Sunday, March 8, 2009

Goodbye to liberal arts?

There have been a few reports recently, like this one in the New York Times, warning about the increasing share of family income required to put a student through college.
Last year, the net cost at a four-year public university amounted to 28 percent of the median family income, while a four-year private university cost 76 percent of the median family income.
That's scary. But besides increasing numbers of families unable to pay for higher education (or going into more debt to do so), I wonder whether we will see another short to medium-term recessionary effect on education--a shift in choice of studies, particularly at the undergraduate level.

When I was beginning college in 2003, the economy was pretty significantly different. It wasn't great (unemployment 6%, compared with today's 8%), but we hadn't just been hit with a financial crisis, and we weren't in a deep recession. I remember many conversations about the all-important choice of major, most of which revolved around personal interests, professors, university-specific requirements, and of course, careers. At least back in freshmen year, however, the career portion of these conversations was only but a segment, and focused on the breadth of things one could go on to do after getting a degree in chemical engineering, psychology or public policy.

Today, at college campuses across the country, I'd imagine the conversation sounds a bit different. College freshmen--and even high school students--hear the stories from fellow-students approaching graduation and considering the options (work, travel, more school). Included in those are most definitely the subset of horror stories from students who are finding the job outlook shockingly more bleak than they had expected (even after widening their scope to less-relevant or less personally interesting fields). My personal experience tells me that these challenges travel quickly through the grapevine of friends, classes, and parental cautionary tails. Surely college frosh are listening; some of them must be asking themselves how attractive their intended major will really be. It's not a new question by any means, but perhaps the stakes have changed.

My guess is we'll see a trend in education, starting right now, towards departments with direct links to the industries that are still hiring the largest numbers. I'm not sure which majors will see the largest benefit (but I might guess computer science, economics, and biology/biochemistry--though med-school applications are way up too, and therefore even more competitive than usual) but you can bet the liberal arts aren't on the list.

So departments will shrink, funding will be redistributed.
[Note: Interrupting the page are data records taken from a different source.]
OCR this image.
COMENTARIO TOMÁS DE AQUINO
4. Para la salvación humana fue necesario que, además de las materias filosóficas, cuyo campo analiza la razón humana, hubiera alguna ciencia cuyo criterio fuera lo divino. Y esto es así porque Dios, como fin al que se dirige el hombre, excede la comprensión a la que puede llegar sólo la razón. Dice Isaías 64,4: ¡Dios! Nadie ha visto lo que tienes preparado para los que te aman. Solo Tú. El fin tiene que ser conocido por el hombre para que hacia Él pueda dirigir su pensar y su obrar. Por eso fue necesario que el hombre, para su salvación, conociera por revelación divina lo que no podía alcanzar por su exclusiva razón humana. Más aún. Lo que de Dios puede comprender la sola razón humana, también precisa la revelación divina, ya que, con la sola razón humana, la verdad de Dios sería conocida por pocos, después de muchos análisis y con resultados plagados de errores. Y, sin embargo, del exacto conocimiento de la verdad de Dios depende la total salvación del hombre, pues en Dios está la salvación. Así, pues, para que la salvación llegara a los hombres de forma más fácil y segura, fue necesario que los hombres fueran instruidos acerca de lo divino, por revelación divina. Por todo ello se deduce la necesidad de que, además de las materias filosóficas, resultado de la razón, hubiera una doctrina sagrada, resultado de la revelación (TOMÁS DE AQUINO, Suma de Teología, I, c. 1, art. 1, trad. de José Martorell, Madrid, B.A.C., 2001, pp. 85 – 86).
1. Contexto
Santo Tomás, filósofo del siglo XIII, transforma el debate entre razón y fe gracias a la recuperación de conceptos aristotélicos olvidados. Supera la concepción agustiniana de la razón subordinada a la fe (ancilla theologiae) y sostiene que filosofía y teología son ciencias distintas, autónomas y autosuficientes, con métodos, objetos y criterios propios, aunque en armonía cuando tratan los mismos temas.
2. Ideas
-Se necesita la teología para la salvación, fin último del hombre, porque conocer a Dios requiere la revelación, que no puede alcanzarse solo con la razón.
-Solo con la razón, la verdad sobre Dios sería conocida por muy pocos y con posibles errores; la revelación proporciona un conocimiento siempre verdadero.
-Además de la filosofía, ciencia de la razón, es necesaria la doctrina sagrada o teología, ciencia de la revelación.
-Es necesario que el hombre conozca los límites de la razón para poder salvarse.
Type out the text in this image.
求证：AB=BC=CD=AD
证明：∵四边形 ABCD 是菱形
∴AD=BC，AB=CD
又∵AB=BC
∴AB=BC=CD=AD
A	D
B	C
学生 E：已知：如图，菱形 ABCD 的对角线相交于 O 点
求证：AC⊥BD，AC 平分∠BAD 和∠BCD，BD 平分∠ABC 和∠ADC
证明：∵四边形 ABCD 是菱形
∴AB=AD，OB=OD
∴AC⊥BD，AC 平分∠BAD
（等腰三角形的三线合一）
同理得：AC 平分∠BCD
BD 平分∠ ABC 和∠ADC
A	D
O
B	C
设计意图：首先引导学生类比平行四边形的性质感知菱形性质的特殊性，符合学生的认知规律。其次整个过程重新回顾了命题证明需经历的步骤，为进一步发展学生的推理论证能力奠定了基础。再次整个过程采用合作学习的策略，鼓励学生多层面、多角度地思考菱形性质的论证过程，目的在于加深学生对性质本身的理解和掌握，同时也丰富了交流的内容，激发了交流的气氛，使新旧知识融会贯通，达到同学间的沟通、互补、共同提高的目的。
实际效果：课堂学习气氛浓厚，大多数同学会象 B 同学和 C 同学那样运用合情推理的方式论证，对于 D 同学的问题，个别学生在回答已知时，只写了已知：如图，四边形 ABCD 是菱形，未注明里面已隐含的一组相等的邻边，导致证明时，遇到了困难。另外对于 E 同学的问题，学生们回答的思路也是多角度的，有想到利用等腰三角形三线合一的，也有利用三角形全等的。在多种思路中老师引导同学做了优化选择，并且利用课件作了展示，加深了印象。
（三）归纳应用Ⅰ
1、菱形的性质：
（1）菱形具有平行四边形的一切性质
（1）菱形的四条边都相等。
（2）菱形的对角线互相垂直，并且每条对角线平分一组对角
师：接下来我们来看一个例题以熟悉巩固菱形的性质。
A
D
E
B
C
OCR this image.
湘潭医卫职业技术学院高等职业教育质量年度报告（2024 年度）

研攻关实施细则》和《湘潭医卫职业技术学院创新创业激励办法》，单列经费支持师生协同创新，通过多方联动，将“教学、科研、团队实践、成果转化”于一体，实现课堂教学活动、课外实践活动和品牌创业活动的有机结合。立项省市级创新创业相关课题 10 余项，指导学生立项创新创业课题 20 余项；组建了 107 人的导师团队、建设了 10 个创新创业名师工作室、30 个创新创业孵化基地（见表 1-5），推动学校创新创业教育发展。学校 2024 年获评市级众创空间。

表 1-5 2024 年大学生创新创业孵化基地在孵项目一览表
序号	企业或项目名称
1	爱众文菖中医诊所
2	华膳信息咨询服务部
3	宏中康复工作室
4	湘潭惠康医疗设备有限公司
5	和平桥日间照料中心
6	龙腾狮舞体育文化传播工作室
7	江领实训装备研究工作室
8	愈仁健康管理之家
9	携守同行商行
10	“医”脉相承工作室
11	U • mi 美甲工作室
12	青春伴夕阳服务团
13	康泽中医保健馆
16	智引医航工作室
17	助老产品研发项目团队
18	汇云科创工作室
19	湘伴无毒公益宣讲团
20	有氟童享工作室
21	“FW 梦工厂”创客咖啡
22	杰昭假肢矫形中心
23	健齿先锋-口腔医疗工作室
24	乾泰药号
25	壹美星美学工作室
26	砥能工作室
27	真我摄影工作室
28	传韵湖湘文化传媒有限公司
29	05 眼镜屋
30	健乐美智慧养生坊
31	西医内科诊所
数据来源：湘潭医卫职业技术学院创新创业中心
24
But the medium/long-term effect on the workforce? Perhaps less generalists and more unhappy students (compelled to study a field fit for a dreary job market, but not for them). The arts will suffer, that's clear, but I think there's more.

The kids who majored in Italian literature--these are the ones that chose their field because they were intrigued by it, not because it would land them a good salary once they tossed their caps. As a society, I want to believe we get something very important from encouraging those guys to study what they want.

Of course there are interest-motivated students outside of the liberal arts (I'd like to think I was one of them). But in fields with few post-graduation perks, I think you find a lot of very valuable minds, and I don't think I want those minds to be coerced into anything, let alone today's most marketable degree.

1 comment:

  1. This breaks my heart. I think you're right, but I can't bear it. Perhaps it's stupid of me, but I would still major in Classics. Even if I am unemployed, it was totally worth it.